What a Difference a Day Makes

What a Difference a Day Makes

How would you feel if everyone said "Happy birthday!" to you a day late each year? Graeme Loftus explores the importance of celebrating Sabbath on time.

How would you feel if everyone said "Happy birthday!" to you a day late each year? Graeme Loftus explores the importance of celebrating Sabbath on time.

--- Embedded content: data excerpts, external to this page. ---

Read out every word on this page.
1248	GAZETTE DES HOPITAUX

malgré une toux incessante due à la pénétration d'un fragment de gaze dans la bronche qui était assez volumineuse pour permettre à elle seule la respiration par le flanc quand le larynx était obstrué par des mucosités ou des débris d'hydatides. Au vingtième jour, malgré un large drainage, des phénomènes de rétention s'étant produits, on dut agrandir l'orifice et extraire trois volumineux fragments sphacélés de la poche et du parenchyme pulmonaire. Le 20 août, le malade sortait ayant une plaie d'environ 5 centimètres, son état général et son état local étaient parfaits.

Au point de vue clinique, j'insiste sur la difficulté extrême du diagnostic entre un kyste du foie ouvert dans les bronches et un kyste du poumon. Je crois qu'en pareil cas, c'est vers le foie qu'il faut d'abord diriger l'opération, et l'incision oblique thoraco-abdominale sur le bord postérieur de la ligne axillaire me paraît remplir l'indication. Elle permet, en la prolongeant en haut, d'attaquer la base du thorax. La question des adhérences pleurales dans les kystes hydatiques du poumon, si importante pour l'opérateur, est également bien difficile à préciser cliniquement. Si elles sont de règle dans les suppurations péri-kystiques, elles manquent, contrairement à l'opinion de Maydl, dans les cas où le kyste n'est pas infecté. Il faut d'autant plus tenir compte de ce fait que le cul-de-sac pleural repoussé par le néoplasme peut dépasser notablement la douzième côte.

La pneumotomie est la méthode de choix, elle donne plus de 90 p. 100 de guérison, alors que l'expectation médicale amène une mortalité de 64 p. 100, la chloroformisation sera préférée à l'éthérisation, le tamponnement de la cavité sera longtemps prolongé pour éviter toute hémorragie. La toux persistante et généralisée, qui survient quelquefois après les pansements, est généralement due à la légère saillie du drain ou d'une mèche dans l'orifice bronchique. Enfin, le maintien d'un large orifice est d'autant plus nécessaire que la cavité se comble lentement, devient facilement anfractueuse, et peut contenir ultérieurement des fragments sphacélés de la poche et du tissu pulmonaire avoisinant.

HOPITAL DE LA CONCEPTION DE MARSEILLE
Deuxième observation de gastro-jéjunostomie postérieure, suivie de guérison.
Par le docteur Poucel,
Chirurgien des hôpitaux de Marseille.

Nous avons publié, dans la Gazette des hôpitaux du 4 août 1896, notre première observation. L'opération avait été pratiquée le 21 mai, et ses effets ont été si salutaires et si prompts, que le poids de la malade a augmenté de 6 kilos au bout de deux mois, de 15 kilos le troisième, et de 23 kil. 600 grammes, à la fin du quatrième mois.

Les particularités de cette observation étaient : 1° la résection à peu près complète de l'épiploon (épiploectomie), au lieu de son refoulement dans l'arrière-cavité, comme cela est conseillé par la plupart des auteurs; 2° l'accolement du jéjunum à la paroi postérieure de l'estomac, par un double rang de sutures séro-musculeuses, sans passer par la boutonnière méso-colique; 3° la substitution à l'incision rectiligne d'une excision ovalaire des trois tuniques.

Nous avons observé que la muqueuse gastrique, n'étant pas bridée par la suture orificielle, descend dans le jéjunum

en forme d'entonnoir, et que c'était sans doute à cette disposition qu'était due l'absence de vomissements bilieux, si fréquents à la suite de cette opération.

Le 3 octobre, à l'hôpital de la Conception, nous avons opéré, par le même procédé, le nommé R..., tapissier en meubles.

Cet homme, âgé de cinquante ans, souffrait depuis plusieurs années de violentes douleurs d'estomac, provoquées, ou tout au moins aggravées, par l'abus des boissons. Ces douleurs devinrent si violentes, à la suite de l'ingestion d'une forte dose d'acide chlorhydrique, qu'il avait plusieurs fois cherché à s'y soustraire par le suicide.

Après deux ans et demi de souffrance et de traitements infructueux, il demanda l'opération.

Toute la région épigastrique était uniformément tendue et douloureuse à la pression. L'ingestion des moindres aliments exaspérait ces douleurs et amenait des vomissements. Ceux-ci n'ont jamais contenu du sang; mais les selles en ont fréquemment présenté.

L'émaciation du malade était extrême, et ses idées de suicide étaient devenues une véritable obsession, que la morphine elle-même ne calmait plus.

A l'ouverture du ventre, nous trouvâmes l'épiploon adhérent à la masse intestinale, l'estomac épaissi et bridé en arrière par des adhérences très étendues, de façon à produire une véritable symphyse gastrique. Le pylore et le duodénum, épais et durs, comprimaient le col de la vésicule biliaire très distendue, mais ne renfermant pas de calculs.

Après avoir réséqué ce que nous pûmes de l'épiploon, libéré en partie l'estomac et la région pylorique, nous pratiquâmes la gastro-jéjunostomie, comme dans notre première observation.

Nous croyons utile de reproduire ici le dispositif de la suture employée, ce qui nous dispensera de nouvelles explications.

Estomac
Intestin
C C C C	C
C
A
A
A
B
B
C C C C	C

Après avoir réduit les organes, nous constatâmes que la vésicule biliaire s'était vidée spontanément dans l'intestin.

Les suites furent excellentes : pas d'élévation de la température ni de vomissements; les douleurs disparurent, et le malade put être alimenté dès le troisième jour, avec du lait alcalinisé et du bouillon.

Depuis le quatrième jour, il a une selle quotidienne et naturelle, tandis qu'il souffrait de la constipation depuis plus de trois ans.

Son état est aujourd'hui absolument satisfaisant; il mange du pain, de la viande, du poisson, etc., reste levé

Graeme LoftusMar 20, 2023, 12:43 AM

On May 31, 1998, Pope John Paul II published his influential apostolic letter entitled “Dies Domini,” calling all Christians everywhere to faithfulness in keeping holy “The Lord’s Day.” This is just one example of a surge of interest across the whole spectrum of Christianity recently concerning the Sabbath, which probably had its initial origins in the work of the Jewish theologian Abraham Joshua Heschel in his book, The Sabbath—Its Meaning for Modern Man (1951), and that of the German theologian Karl Barth in his Church Dogmatics (111.1; 111.4 (1958).

In even more recent times Protestant writers Mark Buchanan and Lynne Baab released two more books on the same theme in 2005 and 2006.

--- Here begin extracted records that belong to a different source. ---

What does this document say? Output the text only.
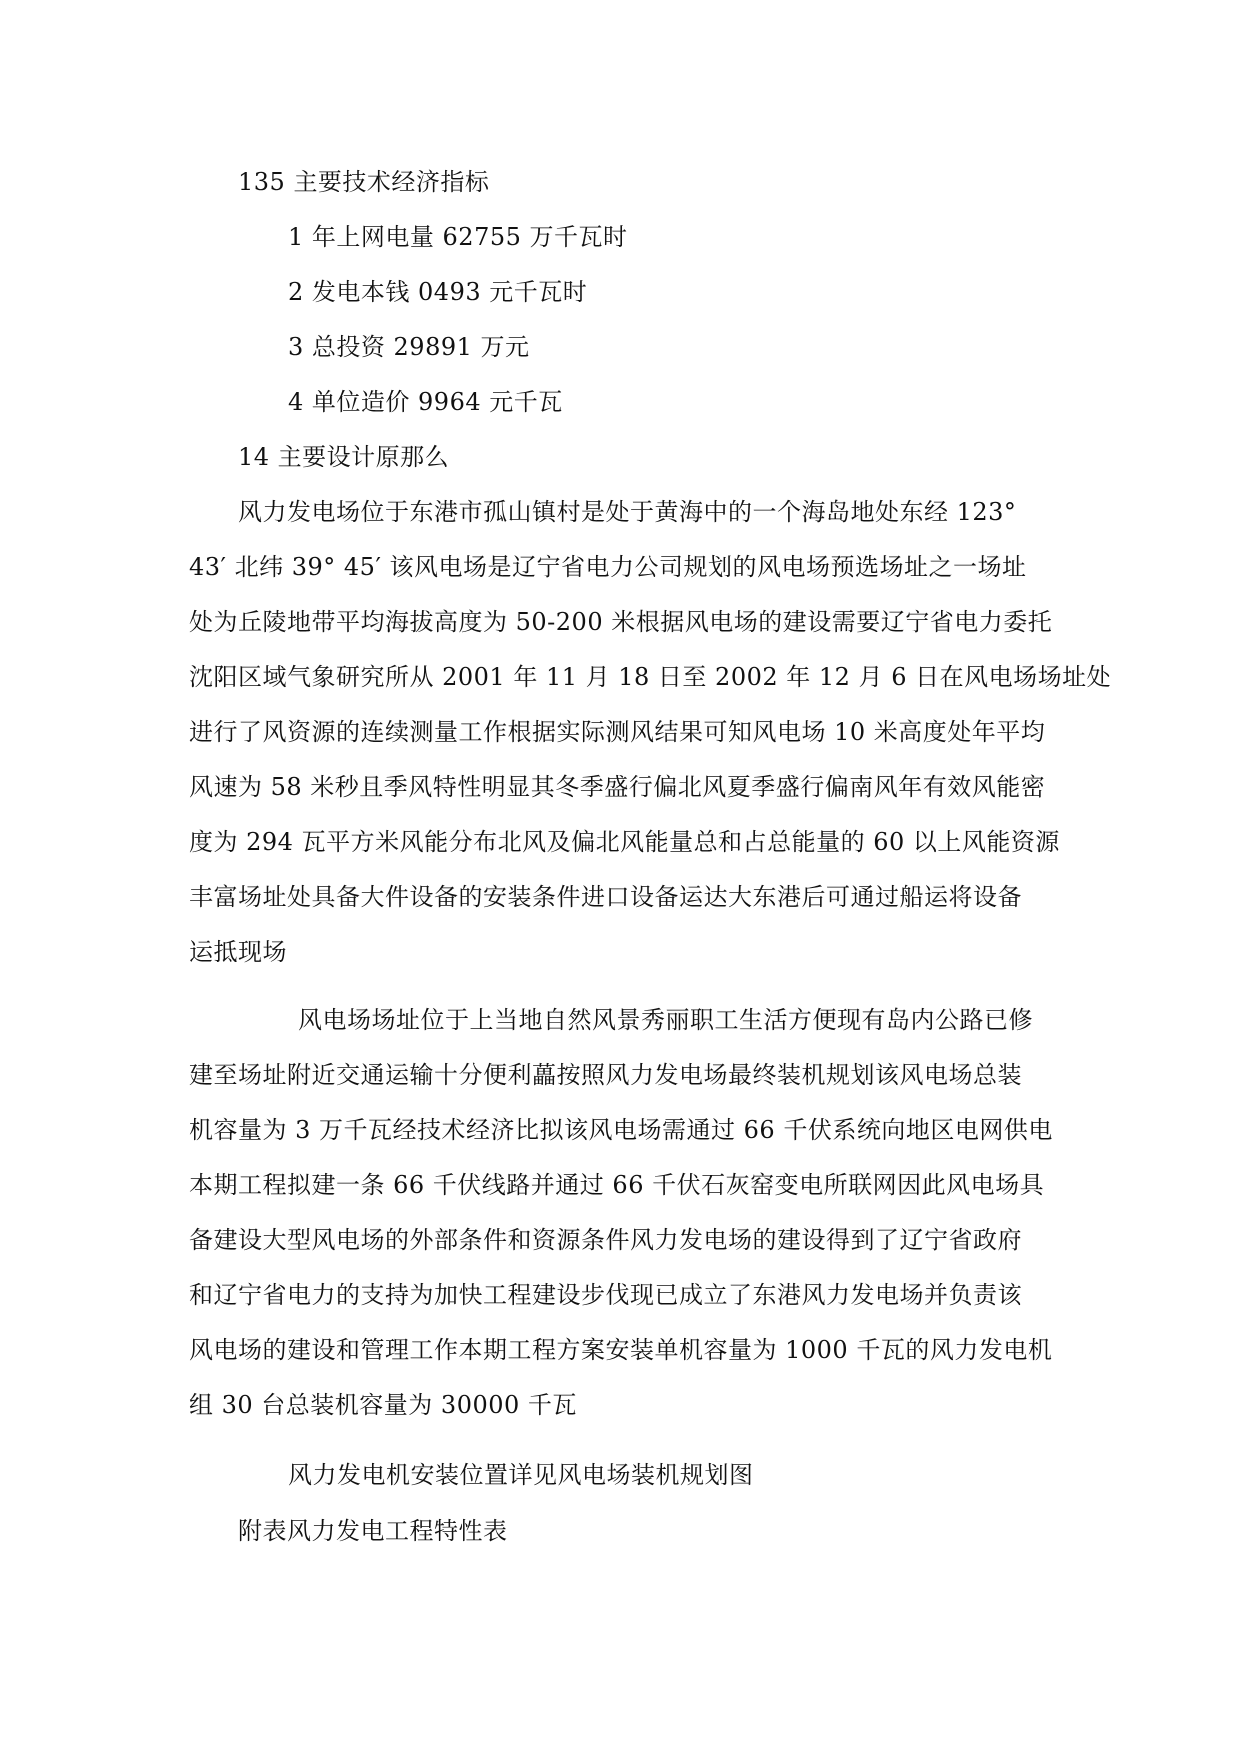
135 主要技术经济指标
1 年上网电量 62755 万千瓦时
2 发电本钱 0493 元千瓦时
3 总投资 29891 万元
4 单位造价 9964 元千瓦
14 主要设计原那么
风力发电场位于东港市孤山镇村是处于黄海中的一个海岛地处东经 123°
43′ 北纬 39° 45′ 该风电场是辽宁省电力公司规划的风电场预选场址之一场址
处为丘陵地带平均海拔高度为 50-200 米根据风电场的建设需要辽宁省电力委托
沈阳区域气象研究所从 2001 年 11 月 18 日至 2002 年 12 月 6 日在风电场场址处
进行了风资源的连续测量工作根据实际测风结果可知风电场 10 米高度处年平均
风速为 58 米秒且季风特性明显其冬季盛行偏北风夏季盛行偏南风年有效风能密
度为 294 瓦平方米风能分布北风及偏北风能量总和占总能量的 60 以上风能资源
丰富场址处具备大件设备的安装条件进口设备运达大东港后可通过船运将设备
运抵现场
风电场场址位于上当地自然风景秀丽职工生活方便现有岛内公路已修
建至场址附近交通运输十分便利藟按照风力发电场最终装机规划该风电场总装
机容量为 3 万千瓦经技术经济比拟该风电场需通过 66 千伏系统向地区电网供电
本期工程拟建一条 66 千伏线路并通过 66 千伏石灰窑变电所联网因此风电场具
备建设大型风电场的外部条件和资源条件风力发电场的建设得到了辽宁省政府
和辽宁省电力的支持为加快工程建设步伐现已成立了东港风力发电场并负责该
风电场的建设和管理工作本期工程方案安装单机容量为 1000 千瓦的风力发电机
组 30 台总装机容量为 30000 千瓦
风力发电机安装位置详见风电场装机规划图
附表风力发电工程特性表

Most of these authors focus on the spiritual, psychological and social benefits of regularly spending one day in seven away from work to cope with the destructive issues we all confront in the world today. It is not being melodramatic to face these matters and take them seriously.

They are, in fact, pressingly urgent considering the essence of human survival they involve, and demonstrate vividly why Jesus said, “The Sabbath was made for man, not man for the Sabbath” (Mark 2:27).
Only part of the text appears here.